Dr. Ary Macedo acrescentou que a manutenção do contexto adverso e a falta de assistência qualificada podem intensificar o quadro.
“A exposição prolongada a essa situação e a ausência de acolhimento adequado podem intensificar a gravidade dos sintomas. As vítimas tendem a desenvolver sequelas emocionais significativas, resultando em afastamento do trabalho e impactando diretamente os índices de absenteísmo. Observa-se, ainda, dificuldade na reinserção e na reabilitação profissional desses servidores”, completou.
A juíza de direito Carla de Fátima Barreto de Souza abordou o papel da magistratura na prevenção e no enfrentamento dessas condutas.
Segundo ela, “compete ao Judiciário garantir a efetividade dos direitos fundamentais previstos na Constituição da República, notadamente o primado da dignidade da pessoa humana, o valor social do trabalho e a igualdade”.
A magistrada ressaltou que a atuação institucional deve ir além da repressão.
“A atuação judicial não se limita à dimensão repressiva, abrangendo também a perspectiva preventiva. O Poder Judiciário deve mapear e identificar casos de abuso, atuando na prevenção, na detecção e na correção, de modo a promover a integridade, a transparência e a mitigação de riscos legais, financeiros e reputacionais”, afirmou.
O gerente de Contadoria e Distribuição da Comarca de Vespasiano e integrante da Comissão, Felipe Galego, orientou os participantes quanto ao reconhecimento de situações de assédio no cotidiano.
“Magistrados, servidores, trabalhadores terceirizados e estagiários devem manter-se atentos a condutas repetitivas e abusivas, tais como vigilância excessiva, cobranças que extrapolam a razoabilidade e humilhações públicas”, declarou.

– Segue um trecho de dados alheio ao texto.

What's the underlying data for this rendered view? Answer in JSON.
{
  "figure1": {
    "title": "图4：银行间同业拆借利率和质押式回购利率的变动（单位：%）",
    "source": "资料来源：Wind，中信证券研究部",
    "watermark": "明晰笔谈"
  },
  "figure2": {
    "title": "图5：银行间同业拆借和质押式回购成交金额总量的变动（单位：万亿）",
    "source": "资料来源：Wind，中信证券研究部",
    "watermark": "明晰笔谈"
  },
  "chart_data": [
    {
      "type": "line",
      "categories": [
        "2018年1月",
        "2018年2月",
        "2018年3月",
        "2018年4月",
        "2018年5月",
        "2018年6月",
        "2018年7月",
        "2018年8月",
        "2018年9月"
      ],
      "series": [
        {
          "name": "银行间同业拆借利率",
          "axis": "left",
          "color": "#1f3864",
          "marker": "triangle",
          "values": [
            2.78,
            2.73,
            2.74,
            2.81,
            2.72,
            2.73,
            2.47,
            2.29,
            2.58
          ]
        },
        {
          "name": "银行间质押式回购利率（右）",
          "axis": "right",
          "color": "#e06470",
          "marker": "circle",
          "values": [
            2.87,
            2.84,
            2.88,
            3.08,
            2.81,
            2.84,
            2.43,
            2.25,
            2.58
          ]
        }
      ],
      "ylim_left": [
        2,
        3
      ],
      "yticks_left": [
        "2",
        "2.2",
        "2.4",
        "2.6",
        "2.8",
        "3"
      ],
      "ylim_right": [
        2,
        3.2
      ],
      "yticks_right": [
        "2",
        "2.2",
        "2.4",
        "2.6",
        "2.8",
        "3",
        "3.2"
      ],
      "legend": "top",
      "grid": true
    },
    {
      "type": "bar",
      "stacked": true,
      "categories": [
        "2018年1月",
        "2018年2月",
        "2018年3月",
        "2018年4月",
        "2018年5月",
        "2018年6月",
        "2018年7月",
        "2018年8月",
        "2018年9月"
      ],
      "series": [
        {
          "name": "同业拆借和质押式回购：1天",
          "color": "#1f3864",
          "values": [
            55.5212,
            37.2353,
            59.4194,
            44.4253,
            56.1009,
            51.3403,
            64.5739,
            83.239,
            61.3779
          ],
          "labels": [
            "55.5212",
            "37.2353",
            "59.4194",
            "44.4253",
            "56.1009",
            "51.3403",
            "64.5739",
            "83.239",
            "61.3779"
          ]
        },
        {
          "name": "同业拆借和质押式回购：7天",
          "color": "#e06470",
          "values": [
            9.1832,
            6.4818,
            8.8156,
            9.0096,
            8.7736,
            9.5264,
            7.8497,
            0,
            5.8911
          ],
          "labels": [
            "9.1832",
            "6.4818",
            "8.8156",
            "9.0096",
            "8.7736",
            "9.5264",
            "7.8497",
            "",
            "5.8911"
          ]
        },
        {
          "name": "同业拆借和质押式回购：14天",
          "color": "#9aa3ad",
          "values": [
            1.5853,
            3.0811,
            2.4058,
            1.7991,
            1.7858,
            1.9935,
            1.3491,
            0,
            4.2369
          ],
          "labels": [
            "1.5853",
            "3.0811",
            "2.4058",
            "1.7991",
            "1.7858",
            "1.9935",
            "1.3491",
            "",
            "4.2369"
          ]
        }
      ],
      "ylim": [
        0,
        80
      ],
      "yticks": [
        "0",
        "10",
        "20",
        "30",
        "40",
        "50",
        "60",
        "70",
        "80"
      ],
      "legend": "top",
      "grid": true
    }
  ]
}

Ele detalhou exemplos práticos.
“Incluem-se reprimendas constantes diante de colegas, críticas destrutivas, gritos, uso de apelidos inadequados, além de isolamento social e de outras condutas que causem constrangimento ou humilhação”, pontuou.

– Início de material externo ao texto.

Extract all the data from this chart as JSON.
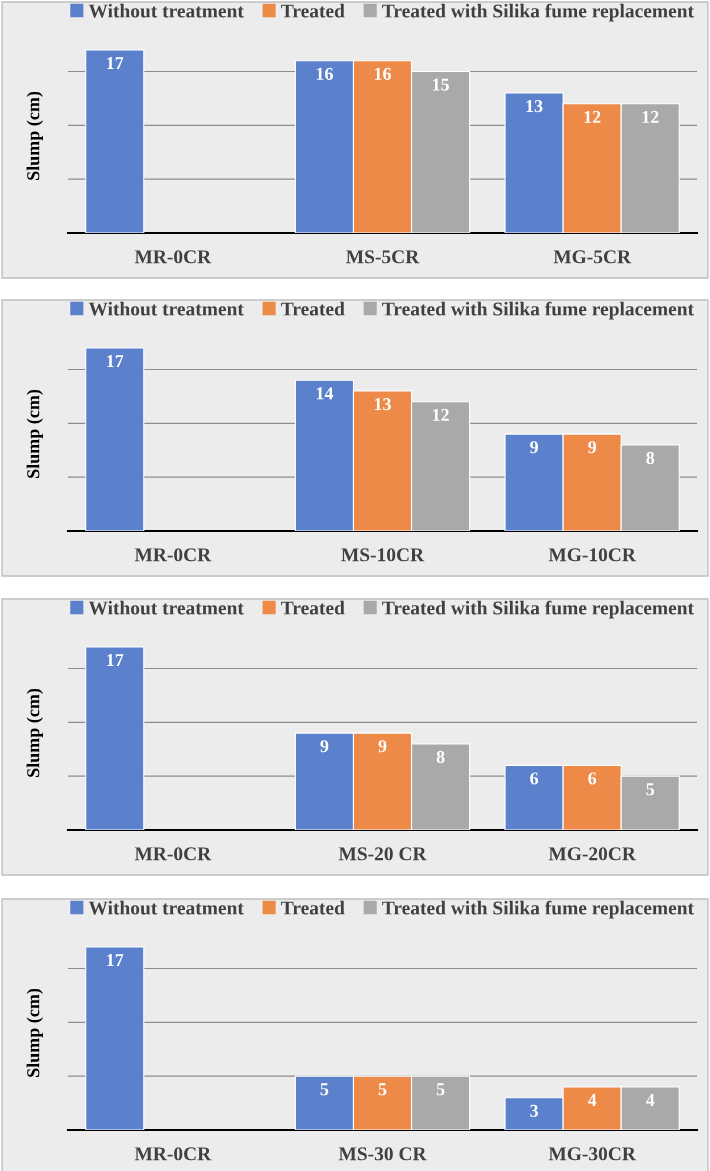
{
  "chart_data": [
    {
      "type": "bar",
      "ylabel": "Slump (cm)",
      "categories": [
        "MR-0CR",
        "MS-5CR",
        "MG-5CR"
      ],
      "series": [
        {
          "name": "Without treatment",
          "color": "#5b80cc",
          "values": [
            17,
            16,
            13
          ]
        },
        {
          "name": "Treated",
          "color": "#ee8a48",
          "values": [
            null,
            16,
            12
          ]
        },
        {
          "name": "Treated with Silika fume replacement",
          "color": "#a9a9a9",
          "values": [
            null,
            15,
            12
          ]
        }
      ],
      "yticks": [
        {
          "value": 0,
          "label": null
        },
        {
          "value": 5,
          "label": null
        },
        {
          "value": 10,
          "label": null
        },
        {
          "value": 15,
          "label": null
        }
      ],
      "tick_labels": "x",
      "grid": "y",
      "legend": "top",
      "data_labels": true
    },
    {
      "type": "bar",
      "ylabel": "Slump (cm)",
      "categories": [
        "MR-0CR",
        "MS-10CR",
        "MG-10CR"
      ],
      "series": [
        {
          "name": "Without treatment",
          "color": "#5b80cc",
          "values": [
            17,
            14,
            9
          ]
        },
        {
          "name": "Treated",
          "color": "#ee8a48",
          "values": [
            null,
            13,
            9
          ]
        },
        {
          "name": "Treated with Silika fume replacement",
          "color": "#a9a9a9",
          "values": [
            null,
            12,
            8
          ]
        }
      ],
      "yticks": [
        {
          "value": 0,
          "label": null
        },
        {
          "value": 5,
          "label": null
        },
        {
          "value": 10,
          "label": null
        },
        {
          "value": 15,
          "label": null
        }
      ],
      "tick_labels": "x",
      "grid": "y",
      "legend": "top",
      "data_labels": true
    },
    {
      "type": "bar",
      "ylabel": "Slump (cm)",
      "categories": [
        "MR-0CR",
        "MS-20 CR",
        "MG-20CR"
      ],
      "series": [
        {
          "name": "Without treatment",
          "color": "#5b80cc",
          "values": [
            17,
            9,
            6
          ]
        },
        {
          "name": "Treated",
          "color": "#ee8a48",
          "values": [
            null,
            9,
            6
          ]
        },
        {
          "name": "Treated with Silika fume replacement",
          "color": "#a9a9a9",
          "values": [
            null,
            8,
            5
          ]
        }
      ],
      "yticks": [
        {
          "value": 0,
          "label": null
        },
        {
          "value": 5,
          "label": null
        },
        {
          "value": 10,
          "label": null
        },
        {
          "value": 15,
          "label": null
        }
      ],
      "tick_labels": "x",
      "grid": "y",
      "legend": "top",
      "data_labels": true
    },
    {
      "type": "bar",
      "ylabel": "Slump (cm)",
      "categories": [
        "MR-0CR",
        "MS-30 CR",
        "MG-30CR"
      ],
      "series": [
        {
          "name": "Without treatment",
          "color": "#5b80cc",
          "values": [
            17,
            5,
            3
          ]
        },
        {
          "name": "Treated",
          "color": "#ee8a48",
          "values": [
            null,
            5,
            4
          ]
        },
        {
          "name": "Treated with Silika fume replacement",
          "color": "#a9a9a9",
          "values": [
            null,
            5,
            4
          ]
        }
      ],
      "yticks": [
        {
          "value": 0,
          "label": null
        },
        {
          "value": 5,
          "label": null
        },
        {
          "value": 10,
          "label": null
        },
        {
          "value": 15,
          "label": null
        }
      ],
      "tick_labels": "x",
      "grid": "y",
      "legend": "top",
      "data_labels": true
    }
  ]
}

Sobre as providências, orientou: “Identificado possível assédio, a vítima deve procurar ajuda imediatamente. Recomenda-se comunicar a situação ao gestor máximo e buscar acolhimento junto à Comissão Paritária e Multidisciplinar de Estudos, Prevenção e Recebimento de Reclamações acerca do Assédio Moral no Trabalho (COASSED). Em caso de sofrimento psíquico, é fundamental buscar acompanhamento médico. Ao identificar assédio contra colega, ofereça ajuda e acolhimento à vítima. São igualmente relevantes as capacitações de gestores sobre o tema, no âmbito da EJEF, para que estejam cada vez mais preparados para prevenir, identificar e combater tais condutas.”

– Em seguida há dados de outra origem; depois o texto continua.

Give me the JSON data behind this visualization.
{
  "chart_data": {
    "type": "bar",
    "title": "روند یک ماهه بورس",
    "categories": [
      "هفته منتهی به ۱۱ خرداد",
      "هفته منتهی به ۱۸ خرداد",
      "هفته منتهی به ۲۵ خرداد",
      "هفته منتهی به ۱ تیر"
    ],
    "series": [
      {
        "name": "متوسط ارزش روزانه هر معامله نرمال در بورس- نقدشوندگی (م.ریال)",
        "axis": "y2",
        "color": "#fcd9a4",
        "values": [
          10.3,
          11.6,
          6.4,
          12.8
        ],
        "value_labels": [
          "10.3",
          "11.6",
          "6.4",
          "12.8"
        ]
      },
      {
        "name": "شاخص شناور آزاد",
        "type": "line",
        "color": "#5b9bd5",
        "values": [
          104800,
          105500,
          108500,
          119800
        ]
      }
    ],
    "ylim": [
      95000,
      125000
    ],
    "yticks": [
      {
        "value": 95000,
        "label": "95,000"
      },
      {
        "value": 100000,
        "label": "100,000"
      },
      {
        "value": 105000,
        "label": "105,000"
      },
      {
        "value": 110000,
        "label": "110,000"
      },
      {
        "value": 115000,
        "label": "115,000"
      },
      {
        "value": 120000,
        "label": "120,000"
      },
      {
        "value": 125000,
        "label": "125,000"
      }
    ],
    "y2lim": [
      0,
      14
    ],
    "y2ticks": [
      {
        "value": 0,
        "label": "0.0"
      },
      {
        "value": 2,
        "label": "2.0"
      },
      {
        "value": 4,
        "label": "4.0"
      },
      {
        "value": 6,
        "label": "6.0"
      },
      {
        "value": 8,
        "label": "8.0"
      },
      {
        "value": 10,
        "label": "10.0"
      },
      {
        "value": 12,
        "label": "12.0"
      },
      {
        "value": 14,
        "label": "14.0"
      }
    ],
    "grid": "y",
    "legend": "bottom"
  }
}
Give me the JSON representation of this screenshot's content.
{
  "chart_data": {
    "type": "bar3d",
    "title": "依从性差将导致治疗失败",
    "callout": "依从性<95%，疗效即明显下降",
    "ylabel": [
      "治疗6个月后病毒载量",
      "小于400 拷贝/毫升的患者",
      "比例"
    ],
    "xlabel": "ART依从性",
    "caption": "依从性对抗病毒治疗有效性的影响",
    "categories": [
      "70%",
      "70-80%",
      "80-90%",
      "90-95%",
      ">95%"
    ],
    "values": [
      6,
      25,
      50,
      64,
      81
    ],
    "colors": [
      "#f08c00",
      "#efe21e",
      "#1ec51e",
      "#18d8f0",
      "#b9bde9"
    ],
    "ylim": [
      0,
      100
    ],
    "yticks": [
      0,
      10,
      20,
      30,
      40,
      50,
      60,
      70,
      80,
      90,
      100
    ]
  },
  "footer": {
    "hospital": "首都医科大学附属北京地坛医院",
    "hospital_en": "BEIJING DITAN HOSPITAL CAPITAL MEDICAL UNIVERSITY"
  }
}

Além das comarcas de Aimorés, Governador Valadares e Ipatinga, a ação educacional integra cronograma que contempla outras localidades. Estão previstas formações em Divinópolis, no dia 9 de março; em Poços de Caldas, no dia 9 de abril; e em Contagem, em data a ser definida.
A iniciativa busca fortalecer a cultura institucional de respeito, prevenção e enfrentamento de práticas que afetem a dignidade no ambiente de trabalho, promovendo espaços de orientação, escuta e esclarecimento nas unidades do Judiciário mineiro.